J’ai discuté avec toi, amie. Comme toujours, tes phrases allument des fanaux aux points précis du paysage où la lumière est nécessaire.

Je découvre ce soir, en t’écoutant, que mon premier manuscrit n’a pas été écrit “à partir de” la perte. C’est une prise de conscience assourdissante. Car la perte est pour moi l’expérience primordiale, celle à partir de laquelle tout s’est déployé, le cœur de l’arborescence structurant ma vie psychique. C’était elle, le pôle magnétique de mon inscription dans le monde, elle qui entravait ma croissance et irradiait en même temps dans le tissu de ma vie cette nostalgie dont tant d’entre nous aiment la beauté au point de désirer s’y noyer – les poumons naufragés, la chair livide et boursouflée. Mes journaux intimes, toutes ces années, sourdaient d’elle et la racontaient. Et cette tristesse profonde, omniprésente, compagne d’une indéfectible fidélité, tellement ancrée qu’elle prédate le plus ancien de mes souvenirs. Inutile de gratter : elle suintait.

Pourtant, quand est venu le moment d’écrire, “pour de vrai”, un texte qui soit susceptible d’être proposé à la lecture, la perte n’était plus à la source. J’ai perdu l’expérience de la perte.

Première prise de conscience voilée, l’autre jour déjà, dans cet échange avec B. au sujet de la tristesse et de la joie, de nos parcours croisés.

Quand et comment la transition a-t-elle eu lieu ?

Il y eut la conversion.
Il y eut un accouchement, puis un autre. A la maison, sans les docteurs, non par idéologie, juste à cause de l’Angleterre, et un rapport au corps bouleversé.
Il y eut l’histoire de N.

Il y eut le jardin.

Je n’écris plus à partir d’un creux perçu comme un vide.
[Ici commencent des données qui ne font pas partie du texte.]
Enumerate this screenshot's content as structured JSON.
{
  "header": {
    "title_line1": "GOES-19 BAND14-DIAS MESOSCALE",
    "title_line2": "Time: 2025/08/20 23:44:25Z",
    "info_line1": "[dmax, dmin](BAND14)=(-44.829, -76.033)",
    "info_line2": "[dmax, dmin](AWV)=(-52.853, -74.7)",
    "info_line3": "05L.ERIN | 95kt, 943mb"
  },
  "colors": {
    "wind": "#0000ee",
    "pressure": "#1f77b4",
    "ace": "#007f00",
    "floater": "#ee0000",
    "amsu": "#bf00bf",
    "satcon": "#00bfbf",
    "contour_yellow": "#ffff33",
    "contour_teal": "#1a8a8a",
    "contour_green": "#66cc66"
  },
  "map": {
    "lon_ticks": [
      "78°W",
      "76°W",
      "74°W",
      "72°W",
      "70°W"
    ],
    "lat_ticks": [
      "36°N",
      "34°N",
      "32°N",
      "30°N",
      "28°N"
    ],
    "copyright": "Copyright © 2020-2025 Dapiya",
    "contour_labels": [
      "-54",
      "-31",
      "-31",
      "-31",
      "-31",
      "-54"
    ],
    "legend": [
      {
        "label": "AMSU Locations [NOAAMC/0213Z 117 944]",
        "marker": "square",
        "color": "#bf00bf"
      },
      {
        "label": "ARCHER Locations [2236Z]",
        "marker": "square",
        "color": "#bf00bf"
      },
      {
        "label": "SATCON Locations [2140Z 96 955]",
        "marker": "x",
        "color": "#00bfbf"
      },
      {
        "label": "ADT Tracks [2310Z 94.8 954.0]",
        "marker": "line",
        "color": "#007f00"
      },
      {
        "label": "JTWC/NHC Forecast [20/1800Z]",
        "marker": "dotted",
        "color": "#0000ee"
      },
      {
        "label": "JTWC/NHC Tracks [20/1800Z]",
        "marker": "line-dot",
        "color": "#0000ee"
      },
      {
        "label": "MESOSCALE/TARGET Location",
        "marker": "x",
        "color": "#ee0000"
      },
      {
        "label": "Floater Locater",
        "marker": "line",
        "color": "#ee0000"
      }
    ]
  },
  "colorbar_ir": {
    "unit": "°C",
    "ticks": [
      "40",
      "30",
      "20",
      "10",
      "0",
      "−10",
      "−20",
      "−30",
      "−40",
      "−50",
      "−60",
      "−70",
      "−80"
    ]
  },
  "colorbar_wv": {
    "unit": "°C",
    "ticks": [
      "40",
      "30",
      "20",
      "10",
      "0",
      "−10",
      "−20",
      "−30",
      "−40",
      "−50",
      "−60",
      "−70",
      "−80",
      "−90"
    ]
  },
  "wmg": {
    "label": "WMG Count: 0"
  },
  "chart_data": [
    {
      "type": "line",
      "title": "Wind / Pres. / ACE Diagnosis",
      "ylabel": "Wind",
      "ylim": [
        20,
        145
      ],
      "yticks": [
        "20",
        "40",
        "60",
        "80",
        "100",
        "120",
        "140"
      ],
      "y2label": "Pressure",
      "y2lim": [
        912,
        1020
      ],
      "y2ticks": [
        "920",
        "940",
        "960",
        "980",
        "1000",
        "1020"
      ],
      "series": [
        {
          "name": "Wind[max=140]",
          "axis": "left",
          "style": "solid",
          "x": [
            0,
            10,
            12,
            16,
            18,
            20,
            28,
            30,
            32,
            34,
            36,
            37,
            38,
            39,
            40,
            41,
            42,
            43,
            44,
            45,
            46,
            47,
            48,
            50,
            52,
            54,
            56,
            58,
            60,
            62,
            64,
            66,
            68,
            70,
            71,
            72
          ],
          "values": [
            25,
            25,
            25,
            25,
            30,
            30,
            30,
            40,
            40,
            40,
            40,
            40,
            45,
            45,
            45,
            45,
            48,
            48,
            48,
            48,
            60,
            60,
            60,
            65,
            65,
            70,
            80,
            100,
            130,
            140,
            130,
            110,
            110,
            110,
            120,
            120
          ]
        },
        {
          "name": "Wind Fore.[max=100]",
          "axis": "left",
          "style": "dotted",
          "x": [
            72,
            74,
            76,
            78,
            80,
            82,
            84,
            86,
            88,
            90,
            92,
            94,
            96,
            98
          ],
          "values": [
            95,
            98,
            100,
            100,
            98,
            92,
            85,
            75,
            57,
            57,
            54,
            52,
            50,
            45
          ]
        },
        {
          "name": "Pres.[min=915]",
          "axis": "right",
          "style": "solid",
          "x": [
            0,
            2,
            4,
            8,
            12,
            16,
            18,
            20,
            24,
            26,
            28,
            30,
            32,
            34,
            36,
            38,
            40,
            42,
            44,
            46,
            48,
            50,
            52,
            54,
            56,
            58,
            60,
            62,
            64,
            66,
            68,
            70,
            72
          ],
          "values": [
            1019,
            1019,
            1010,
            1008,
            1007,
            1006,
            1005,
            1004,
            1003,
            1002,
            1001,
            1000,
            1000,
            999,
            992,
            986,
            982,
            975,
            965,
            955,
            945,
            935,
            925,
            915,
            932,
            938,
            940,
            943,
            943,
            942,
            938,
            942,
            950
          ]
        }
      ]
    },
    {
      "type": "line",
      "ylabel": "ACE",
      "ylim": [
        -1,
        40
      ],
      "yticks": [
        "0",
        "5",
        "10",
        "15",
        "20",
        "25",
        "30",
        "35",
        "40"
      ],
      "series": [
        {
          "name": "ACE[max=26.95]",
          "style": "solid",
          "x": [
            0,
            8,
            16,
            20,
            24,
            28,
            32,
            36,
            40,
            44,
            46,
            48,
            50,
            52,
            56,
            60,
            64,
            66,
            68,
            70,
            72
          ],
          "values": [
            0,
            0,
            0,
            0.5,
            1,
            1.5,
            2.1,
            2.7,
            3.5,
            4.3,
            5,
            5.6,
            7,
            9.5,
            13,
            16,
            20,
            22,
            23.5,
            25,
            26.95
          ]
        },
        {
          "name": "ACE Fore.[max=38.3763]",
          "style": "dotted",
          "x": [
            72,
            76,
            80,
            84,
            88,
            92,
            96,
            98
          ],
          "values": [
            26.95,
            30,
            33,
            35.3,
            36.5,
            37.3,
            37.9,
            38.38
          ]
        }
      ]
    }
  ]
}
Le creux est devenu caisse de résonance.

Désormais, de la Méditerranée je perçois davantage que le poids de souvenirs. Son excès de beauté n’est plus seulement pointe de douleur et débordement de larmes. Sa lumière est levée de lances, empoignement avec l’épaisseur de la joie. Ciel sans partage.

C’est la voie des plantes.
Antigone, ma sœur, il te fallait semer.